TDmonthly Magazine!
April 2005 | Vol. IV - No. 4


Tools:


A Mystical Approach to Toys and Play


In 1993, Stephen Poreda was just a guy on a beach, playing with a toy he had made in his bedroom. Gripping a stick slightly longer and chubbier than a magic wand in each of his hands, Poreda would juggle a third, thinner stick and execute mind-bending tricks for all who dared to watch at Venice Beach. He attracted beachgoers like a magnet, and that interest in his product gave him the confidence that it had potential to sell.

This product was Mystix Juggling Sticks, and it became Poreda’s first product when, in May of 1994, he started his own company, Infiniti (changed to Mystik Toyz (ToyDirectory) in 2003), with his mother. In July of that year, the company began manufacturing the patented juggling sticks, and Poreda soon took to the road to sell his product. He traveled 40,000 miles that year, covering nearly every inch of the country (multiple times). En route, he was featured on the Today Show and MTV’s “The Grind,” as well as various local talk shows. And all everyone wanted to know about was his toy.

The juggling sticks’ craze lasted two years, but knowing that, like all good things, it couldn’t last forever, Poreda went back to the vault to find another unique product. He popularized the Diabolo, a Chinese yo-yo, soon after, and began selling a Sand-Filled Footbag, but it was the introduction of the Zuni Poi – according to Poreda, the “most popular brand name of toy in the world” – to American children in 1999 which started a craze equal to that surrounding the juggling sticks. A fourth item, Acrylic Contact Juggling Spheres, a hypnotic toy which is lighter than glass, nearly impossible to break and used in sphere play, became the first product introduced by the newly-dubbed Mystik Toyz, which makes its home in St. Paul, Minn.

Four years ago, Poreda began organizing Spin Jam sessions, “mature” dance parties that feature an assortment of his toys, such as juggling sticks and Zuni Pois, as well as other items like staffs and flags. To this day, the dance sessions occur every other Thursday evening, and on a particularly rhythmic night can attract as many as five dozen people.

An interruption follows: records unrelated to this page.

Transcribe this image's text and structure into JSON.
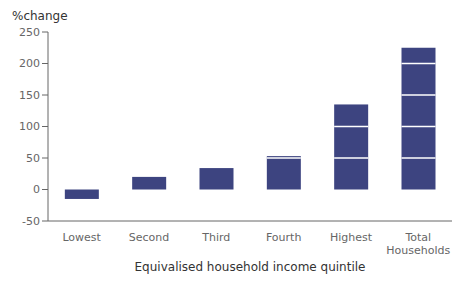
{
  "chart_data": {
    "type": "bar",
    "categories": [
      "Lowest",
      "Second",
      "Third",
      "Fourth",
      "Highest",
      "Total\nHouseholds"
    ],
    "values": [
      -15,
      20,
      34,
      53,
      135,
      225
    ],
    "color": "#3d4480",
    "xlabel": "Equivalised household income quintile",
    "ylabel": "%change",
    "ylim": [
      -50,
      250
    ],
    "yticks": [
      -50,
      0,
      50,
      100,
      150,
      200,
      250
    ],
    "grid": false
  }
}
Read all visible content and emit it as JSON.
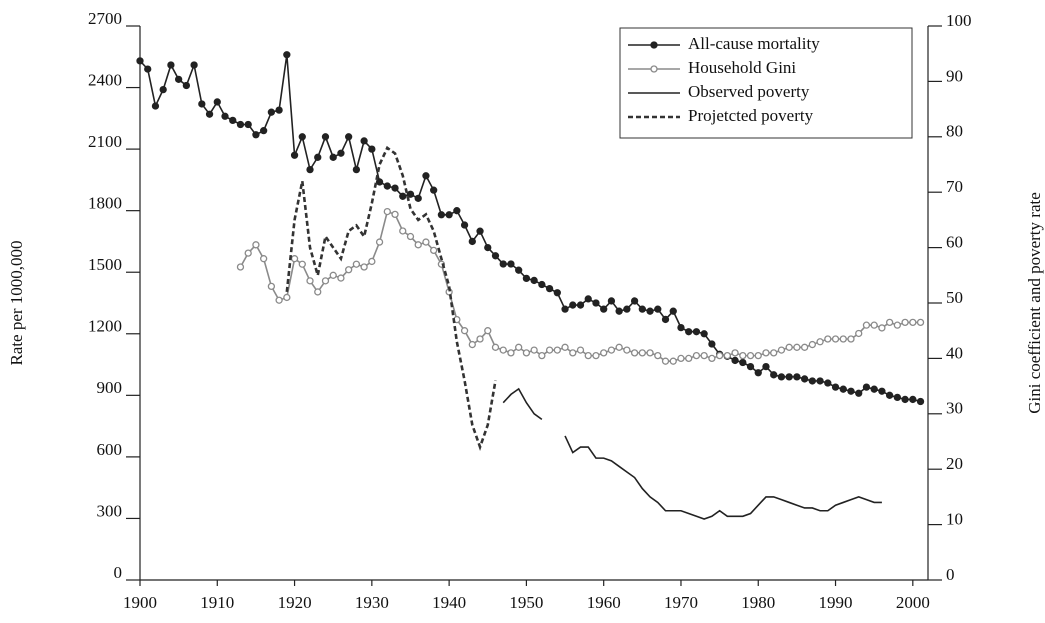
{
  "chart_data": {
    "type": "line",
    "ylabel": "Rate per 1000,000",
    "y2label": "Gini coefficient and poverty rate",
    "xlim": [
      1900,
      2003
    ],
    "xticks": [
      1900,
      1910,
      1920,
      1930,
      1940,
      1950,
      1960,
      1970,
      1980,
      1990,
      2000
    ],
    "ylim": [
      0,
      2700
    ],
    "yticks": [
      0,
      300,
      600,
      900,
      1200,
      1500,
      1800,
      2100,
      2400,
      2700
    ],
    "y2lim": [
      0,
      100
    ],
    "y2ticks": [
      0,
      10,
      20,
      30,
      40,
      50,
      60,
      70,
      80,
      90,
      100
    ],
    "legend": "upper right",
    "series": [
      {
        "name": "All-cause mortality",
        "color": "#222222",
        "marker": "filled",
        "dash": false,
        "x": [
          1900,
          1901,
          1902,
          1903,
          1904,
          1905,
          1906,
          1907,
          1908,
          1909,
          1910,
          1911,
          1912,
          1913,
          1914,
          1915,
          1916,
          1917,
          1918,
          1919,
          1920,
          1921,
          1922,
          1923,
          1924,
          1925,
          1926,
          1927,
          1928,
          1929,
          1930,
          1931,
          1932,
          1933,
          1934,
          1935,
          1936,
          1937,
          1938,
          1939,
          1940,
          1941,
          1942,
          1943,
          1944,
          1945,
          1946,
          1947,
          1948,
          1949,
          1950,
          1951,
          1952,
          1953,
          1954,
          1955,
          1956,
          1957,
          1958,
          1959,
          1960,
          1961,
          1962,
          1963,
          1964,
          1965,
          1966,
          1967,
          1968,
          1969,
          1970,
          1971,
          1972,
          1973,
          1974,
          1975,
          1976,
          1977,
          1978,
          1979,
          1980,
          1981,
          1982,
          1983,
          1984,
          1985,
          1986,
          1987,
          1988,
          1989,
          1990,
          1991,
          1992,
          1993,
          1994,
          1995,
          1996,
          1997,
          1998,
          1999,
          2000,
          2001
        ],
        "values": [
          2530,
          2490,
          2310,
          2390,
          2510,
          2440,
          2410,
          2510,
          2320,
          2270,
          2330,
          2260,
          2240,
          2220,
          2220,
          2170,
          2190,
          2280,
          2290,
          2560,
          2070,
          2160,
          2000,
          2060,
          2160,
          2060,
          2080,
          2160,
          2000,
          2140,
          2100,
          1940,
          1920,
          1910,
          1870,
          1880,
          1860,
          1970,
          1900,
          1780,
          1780,
          1800,
          1730,
          1650,
          1700,
          1620,
          1580,
          1540,
          1540,
          1510,
          1470,
          1460,
          1440,
          1420,
          1400,
          1320,
          1340,
          1340,
          1370,
          1350,
          1320,
          1360,
          1310,
          1320,
          1360,
          1320,
          1310,
          1320,
          1270,
          1310,
          1230,
          1210,
          1210,
          1200,
          1150,
          1100,
          1090,
          1070,
          1060,
          1040,
          1010,
          1040,
          1000,
          990,
          990,
          990,
          980,
          970,
          970,
          960,
          940,
          930,
          920,
          910,
          940,
          930,
          920,
          900,
          890,
          880,
          880,
          870
        ]
      },
      {
        "name": "Household Gini",
        "color": "#8a8a8a",
        "marker": "open",
        "dash": false,
        "axis": "y2",
        "x": [
          1913,
          1914,
          1915,
          1916,
          1917,
          1918,
          1919,
          1920,
          1921,
          1922,
          1923,
          1924,
          1925,
          1926,
          1927,
          1928,
          1929,
          1930,
          1931,
          1932,
          1933,
          1934,
          1935,
          1936,
          1937,
          1938,
          1939,
          1940,
          1941,
          1942,
          1943,
          1944,
          1945,
          1946,
          1947,
          1948,
          1949,
          1950,
          1951,
          1952,
          1953,
          1954,
          1955,
          1956,
          1957,
          1958,
          1959,
          1960,
          1961,
          1962,
          1963,
          1964,
          1965,
          1966,
          1967,
          1968,
          1969,
          1970,
          1971,
          1972,
          1973,
          1974,
          1975,
          1976,
          1977,
          1978,
          1979,
          1980,
          1981,
          1982,
          1983,
          1984,
          1985,
          1986,
          1987,
          1988,
          1989,
          1990,
          1991,
          1992,
          1993,
          1994,
          1995,
          1996,
          1997,
          1998,
          1999,
          2000,
          2001
        ],
        "values": [
          56.5,
          59,
          60.5,
          58,
          53,
          50.5,
          51,
          58,
          57,
          54,
          52,
          54,
          55,
          54.5,
          56,
          57,
          56.5,
          57.5,
          61,
          66.5,
          66,
          63,
          62,
          60.5,
          61,
          59.5,
          57,
          52,
          47,
          45,
          42.5,
          43.5,
          45,
          42,
          41.5,
          41,
          42,
          41,
          41.5,
          40.5,
          41.5,
          41.5,
          42,
          41,
          41.5,
          40.5,
          40.5,
          41,
          41.5,
          42,
          41.5,
          41,
          41,
          41,
          40.5,
          39.5,
          39.5,
          40,
          40,
          40.5,
          40.5,
          40,
          40.5,
          40.5,
          41,
          40.5,
          40.5,
          40.5,
          41,
          41,
          41.5,
          42,
          42,
          42,
          42.5,
          43,
          43.5,
          43.5,
          43.5,
          43.5,
          44.5,
          46,
          46,
          45.5,
          46.5,
          46,
          46.5,
          46.5,
          46.5
        ]
      },
      {
        "name": "Observed poverty",
        "color": "#222222",
        "marker": "none",
        "dash": false,
        "axis": "y2",
        "x": [
          1947,
          1948,
          1949,
          1950,
          1951,
          1952,
          1953,
          1954,
          1955,
          1956,
          1957,
          1958,
          1959,
          1960,
          1961,
          1962,
          1963,
          1964,
          1965,
          1966,
          1967,
          1968,
          1969,
          1970,
          1971,
          1972,
          1973,
          1974,
          1975,
          1976,
          1977,
          1978,
          1979,
          1980,
          1981,
          1982,
          1983,
          1984,
          1985,
          1986,
          1987,
          1988,
          1989,
          1990,
          1991,
          1992,
          1993,
          1994,
          1995,
          1996
        ],
        "values": [
          32,
          33.5,
          34.5,
          32,
          30,
          29,
          null,
          null,
          26,
          23,
          24,
          24,
          22,
          22,
          21.5,
          20.5,
          19.5,
          18.5,
          16.5,
          15,
          14,
          12.5,
          12.5,
          12.5,
          12,
          11.5,
          11,
          11.5,
          12.5,
          11.5,
          11.5,
          11.5,
          12,
          13.5,
          15,
          15,
          14.5,
          14,
          13.5,
          13,
          13,
          12.5,
          12.5,
          13.5,
          14,
          14.5,
          15,
          14.5,
          14,
          14
        ]
      },
      {
        "name": "Projetcted poverty",
        "color": "#333333",
        "marker": "none",
        "dash": true,
        "axis": "y2",
        "x": [
          1919,
          1920,
          1921,
          1922,
          1923,
          1924,
          1925,
          1926,
          1927,
          1928,
          1929,
          1930,
          1931,
          1932,
          1933,
          1934,
          1935,
          1936,
          1937,
          1938,
          1939,
          1940,
          1941,
          1942,
          1943,
          1944,
          1945,
          1946
        ],
        "values": [
          52,
          65,
          72,
          60,
          55,
          62,
          60,
          58,
          63,
          64,
          62,
          68,
          75,
          78,
          77,
          73,
          67,
          65,
          66,
          63,
          58,
          53,
          43,
          36,
          28,
          24,
          28,
          36
        ]
      }
    ]
  }
}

In his own words, Stephen Poreda describes skill toys, good retail and letting loose.

The Art of the Skill Toy

It was the nature of the [Mystix juggling sticks], not the marketing strategy, that made them popular – the play, rather than the hype of the toy. Skill toys are unique. It doesn’t take fancy TV or magazine ads to popularize them. It takes people playing and interacting, a hands-on approach in selling. That’s what we’ve been doing with our retailers since the beginning of our company. We have known that they key to success is getting our toys played and demonstrated in the stores.

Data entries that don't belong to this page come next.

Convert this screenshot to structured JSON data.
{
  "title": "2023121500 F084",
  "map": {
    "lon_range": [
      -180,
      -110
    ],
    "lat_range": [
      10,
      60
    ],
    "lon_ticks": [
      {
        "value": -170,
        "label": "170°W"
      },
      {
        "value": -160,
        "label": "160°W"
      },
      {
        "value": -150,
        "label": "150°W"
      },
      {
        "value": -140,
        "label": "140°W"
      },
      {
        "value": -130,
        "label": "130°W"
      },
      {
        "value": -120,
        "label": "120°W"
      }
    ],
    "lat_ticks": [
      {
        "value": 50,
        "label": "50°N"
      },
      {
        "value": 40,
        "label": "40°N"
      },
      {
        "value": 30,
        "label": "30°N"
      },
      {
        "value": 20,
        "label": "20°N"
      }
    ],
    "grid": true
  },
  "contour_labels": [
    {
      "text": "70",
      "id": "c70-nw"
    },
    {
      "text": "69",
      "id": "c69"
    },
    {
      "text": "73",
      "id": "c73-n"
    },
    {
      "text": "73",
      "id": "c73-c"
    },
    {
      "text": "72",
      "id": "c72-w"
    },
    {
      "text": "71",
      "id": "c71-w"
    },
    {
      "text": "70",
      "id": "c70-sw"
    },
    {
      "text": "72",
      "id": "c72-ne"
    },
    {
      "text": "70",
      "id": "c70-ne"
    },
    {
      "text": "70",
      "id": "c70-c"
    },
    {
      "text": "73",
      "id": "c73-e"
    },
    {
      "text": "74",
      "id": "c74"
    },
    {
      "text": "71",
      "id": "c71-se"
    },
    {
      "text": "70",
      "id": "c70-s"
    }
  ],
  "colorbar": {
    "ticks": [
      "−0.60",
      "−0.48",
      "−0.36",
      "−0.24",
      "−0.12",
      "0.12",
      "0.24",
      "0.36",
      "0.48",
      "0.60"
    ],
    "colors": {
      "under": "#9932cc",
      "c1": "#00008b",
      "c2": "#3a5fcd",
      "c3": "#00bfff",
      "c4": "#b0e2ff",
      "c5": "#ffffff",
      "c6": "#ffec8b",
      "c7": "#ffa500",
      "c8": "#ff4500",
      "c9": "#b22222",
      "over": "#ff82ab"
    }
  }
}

In the beginning we would send combination TV/VCRs to stores so that they would play our video. If you saw it, you would want to do it. At that time, 1995, nothing was hot on the market - sort of like it is now. When the economy stinks, companies aren’t trying to create a boom but just trying to survive. The smaller the company, the more creative it has to be, and do good things when the economy is tough – just like how the best music comes from bands that are struggling. In all facets of all industries, the hungrier you are the better your work.

Successful Retail

Mystix and Zunis are our signature toys. Over the last five years, we have been promoting – sending videos to stores, hiring demonstrators, teaching the toys, paying players to go out in the stores.

We have tried to empower retailers with ideas and action that will make them successful in light of hard economic times and a growing mass-market culture. We have been encouraging retailers to have demo items out, to have a hands-on approach in their store and to make a demo area in their stores. We know that space is sacred, but if they utilize it in a creative way they will be able to fill it with activity that will help sell stuff in their store.

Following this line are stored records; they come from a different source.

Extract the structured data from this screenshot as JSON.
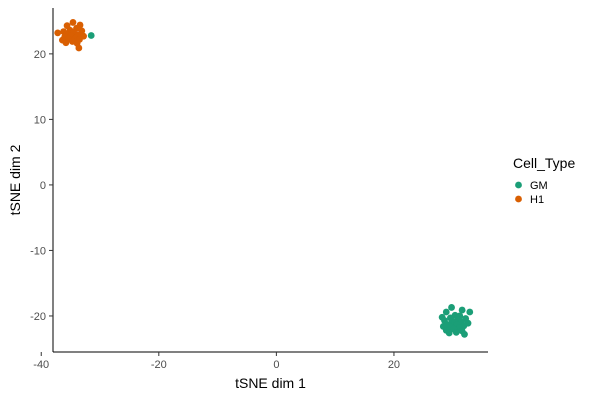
{
  "chart_data": {
    "type": "scatter",
    "xlabel": "tSNE dim 1",
    "ylabel": "tSNE dim 2",
    "xlim": [
      -38,
      36
    ],
    "ylim": [
      -25.5,
      27
    ],
    "x_ticks": [
      -40,
      -20,
      0,
      20
    ],
    "y_ticks": [
      -20,
      -10,
      0,
      10,
      20
    ],
    "grid": false,
    "legend": {
      "title": "Cell_Type",
      "placement": "right"
    },
    "series": [
      {
        "name": "GM",
        "color": "#1b9e77",
        "points": [
          [
            -31.5,
            22.8
          ],
          [
            29.8,
            -18.7
          ],
          [
            31.6,
            -19.1
          ],
          [
            28.9,
            -19.4
          ],
          [
            32.9,
            -19.4
          ],
          [
            30.4,
            -19.9
          ],
          [
            31.2,
            -20.0
          ],
          [
            28.2,
            -20.2
          ],
          [
            29.6,
            -20.3
          ],
          [
            32.2,
            -20.4
          ],
          [
            30.9,
            -20.5
          ],
          [
            28.6,
            -20.7
          ],
          [
            29.9,
            -20.8
          ],
          [
            31.5,
            -20.9
          ],
          [
            30.3,
            -21.0
          ],
          [
            32.6,
            -21.1
          ],
          [
            29.1,
            -21.3
          ],
          [
            30.7,
            -21.3
          ],
          [
            31.9,
            -21.5
          ],
          [
            28.4,
            -21.6
          ],
          [
            29.7,
            -21.7
          ],
          [
            31.1,
            -21.8
          ],
          [
            30.2,
            -22.0
          ],
          [
            28.9,
            -22.2
          ],
          [
            31.6,
            -22.3
          ],
          [
            30.6,
            -22.5
          ],
          [
            29.4,
            -22.6
          ],
          [
            32.0,
            -22.8
          ]
        ]
      },
      {
        "name": "H1",
        "color": "#d95f02",
        "points": [
          [
            -34.6,
            24.8
          ],
          [
            -33.4,
            24.4
          ],
          [
            -35.6,
            24.3
          ],
          [
            -34.0,
            23.9
          ],
          [
            -35.1,
            23.6
          ],
          [
            -33.1,
            23.5
          ],
          [
            -36.2,
            23.4
          ],
          [
            -34.5,
            23.3
          ],
          [
            -37.2,
            23.2
          ],
          [
            -35.7,
            23.0
          ],
          [
            -33.7,
            22.9
          ],
          [
            -34.9,
            22.8
          ],
          [
            -32.8,
            22.7
          ],
          [
            -36.0,
            22.6
          ],
          [
            -34.2,
            22.4
          ],
          [
            -35.4,
            22.3
          ],
          [
            -33.5,
            22.2
          ],
          [
            -36.4,
            22.1
          ],
          [
            -34.7,
            21.9
          ],
          [
            -35.8,
            21.7
          ],
          [
            -33.9,
            21.6
          ],
          [
            -33.6,
            20.9
          ]
        ]
      }
    ]
  }
}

Become your own store; become a resource in your community more than just a retail outlet. Be an outlet for fun, a place for kids to learn and play and grow. If you do that, you’ll survive and thrive.

Spin Jams

Spin Jams basically started in San Francisco five years ago. There were raves going on there for years – raves were an immature version of what could be – and when dance parties matured, there were older hippies who found something very real in the dance scene. It was very spiritual for them, a blending of new energy with old wisdom that made dance culture very full, wild and bizarre.

My marketing director at the time went out to San Francisco to shoot a Zuni Poi swings promotional video, saw what they were doing and thought it was amazing and brought it back to Minneapolis. We started Spin Jams four years ago. The focus is on dance and play, to create an environment that allows people to feel free – you’re in another world, we create a bubble or a space of our own.